Crédit: Getty Images

 

Le staphylocoque comme à la maison dans les salles de MMA

 Car si le staphylocoque se transmet aussi facilement et se plait à vivre dans les salles de MMA, c’est parce que la bactérie survit bien dans les endroits chauds, humides, où elle peut passer d’un corps à un autre. Quoi de mieux, donc, qu’une salle de MMA après une bonne séance d’entraînement, où les corps sont trempés de sueur, en contact les uns contre les autres. Facteur aggravant, les athlètes se trouvent particulièrement exposés aux infections pendant leurs préparations de combat.
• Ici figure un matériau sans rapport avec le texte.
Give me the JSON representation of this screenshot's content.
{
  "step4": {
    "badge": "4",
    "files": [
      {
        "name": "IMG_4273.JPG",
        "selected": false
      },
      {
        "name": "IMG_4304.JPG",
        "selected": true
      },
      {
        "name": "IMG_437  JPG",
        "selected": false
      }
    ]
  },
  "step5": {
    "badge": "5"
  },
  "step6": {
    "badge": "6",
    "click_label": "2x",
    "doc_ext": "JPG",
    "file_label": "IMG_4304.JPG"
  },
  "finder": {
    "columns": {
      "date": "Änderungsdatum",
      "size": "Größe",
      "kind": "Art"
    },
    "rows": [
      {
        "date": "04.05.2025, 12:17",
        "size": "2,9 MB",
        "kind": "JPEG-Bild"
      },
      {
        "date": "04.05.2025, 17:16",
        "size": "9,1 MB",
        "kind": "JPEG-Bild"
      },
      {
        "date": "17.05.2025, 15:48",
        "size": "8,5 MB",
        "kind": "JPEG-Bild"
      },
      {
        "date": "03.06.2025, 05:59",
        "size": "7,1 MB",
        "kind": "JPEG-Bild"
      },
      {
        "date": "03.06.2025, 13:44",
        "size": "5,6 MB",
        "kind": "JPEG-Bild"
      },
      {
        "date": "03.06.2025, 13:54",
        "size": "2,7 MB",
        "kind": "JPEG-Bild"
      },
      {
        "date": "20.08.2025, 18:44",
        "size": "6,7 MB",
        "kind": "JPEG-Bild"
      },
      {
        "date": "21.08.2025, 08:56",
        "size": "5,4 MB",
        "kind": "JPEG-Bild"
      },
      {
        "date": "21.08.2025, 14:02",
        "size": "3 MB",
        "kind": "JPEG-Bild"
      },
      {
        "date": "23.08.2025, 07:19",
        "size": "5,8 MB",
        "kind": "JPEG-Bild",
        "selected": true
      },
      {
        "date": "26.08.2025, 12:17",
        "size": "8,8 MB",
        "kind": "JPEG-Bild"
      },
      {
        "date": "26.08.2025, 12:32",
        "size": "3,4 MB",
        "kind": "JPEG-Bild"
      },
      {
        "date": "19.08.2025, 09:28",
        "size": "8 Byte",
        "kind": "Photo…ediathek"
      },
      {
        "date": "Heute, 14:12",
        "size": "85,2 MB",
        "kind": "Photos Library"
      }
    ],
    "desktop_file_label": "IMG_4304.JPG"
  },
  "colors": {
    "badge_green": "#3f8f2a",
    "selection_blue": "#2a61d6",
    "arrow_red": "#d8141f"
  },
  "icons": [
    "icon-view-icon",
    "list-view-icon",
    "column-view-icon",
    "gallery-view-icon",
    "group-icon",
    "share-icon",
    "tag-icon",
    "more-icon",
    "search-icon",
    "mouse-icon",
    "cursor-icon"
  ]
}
Lorsque l’intensité et la fréquence des entraînements augmentent, le corps s’affaiblit. “Avec un entraînement très difficile, notre immunité peut baisser, rappelle Jean-Mars Sène. Les sportifs en phase de préparation sont souvent plus touchés par les infections. L’athlète de MMA va aussi s’imposer un régime drastique, c’est quelque chose qui impacte l’immunité”. 
 
Ce n’est pas Oumar Sy qui va le contredire. “Je n’ai jamais fait un combat où je n’avais pas attrapé un staphylocoque, avoue le Français, qui combattra lui aussi à l’UFC Paris samedi. À mon dernier combat, vous pouvez voir quand je ferme mon triangle de corps (une technique pour entourer le corps de l’adversaire avec ses jambes et l’immobiliser, NDLR), j'ai deux gros boutons sur le genou. Là, ce sera le premier combat de ma carrière où je n’ai pas eu de staphylocoque”. Heureusement pour lui, avec un traitement adapté, l’infection n’est pas toujours aussi affaiblissante que ce qu’a pu connaître BSD. 
 
 
Car pour Jean-Marc Sène, l’un des enjeux de la lutte contre cette bactérie, c’est bien son traitement le plus rapide possible. “On voit que les personnes commencent à traiter les infections tardivement, déplore le médecin. Malheureusement, le réflexe du combattant, c'est de mettre un strap dessus et continuer à s’entraîner. L’infection va se développer, et s’entraîner avec une infection dissémine la bactérie”. Autre frein au traitement, la croyance généralisée que les antibiotiques fatiguent et donc freinent l’entraînement. “Non ! L’infection fatigue et la croyance en ce que les antibiotiques fatiguent et le retard du traitement aggravent les choses”, martèle Jean-Marc Sène.
 
Pour le reste, la douche après l’entraînement, les vêtements de compression couvrant les bras et les jambes pour avoir moins de surface exposée, et l’utilisation de claquette pour les trajets entre les vestiaires et les tatamis restent des règles de base à suivre sans faute. Car les combattants de MMA sont des durs, mais aussi forts soient-ils, personne n’a jamais mis un high kick à une infection bactérienne.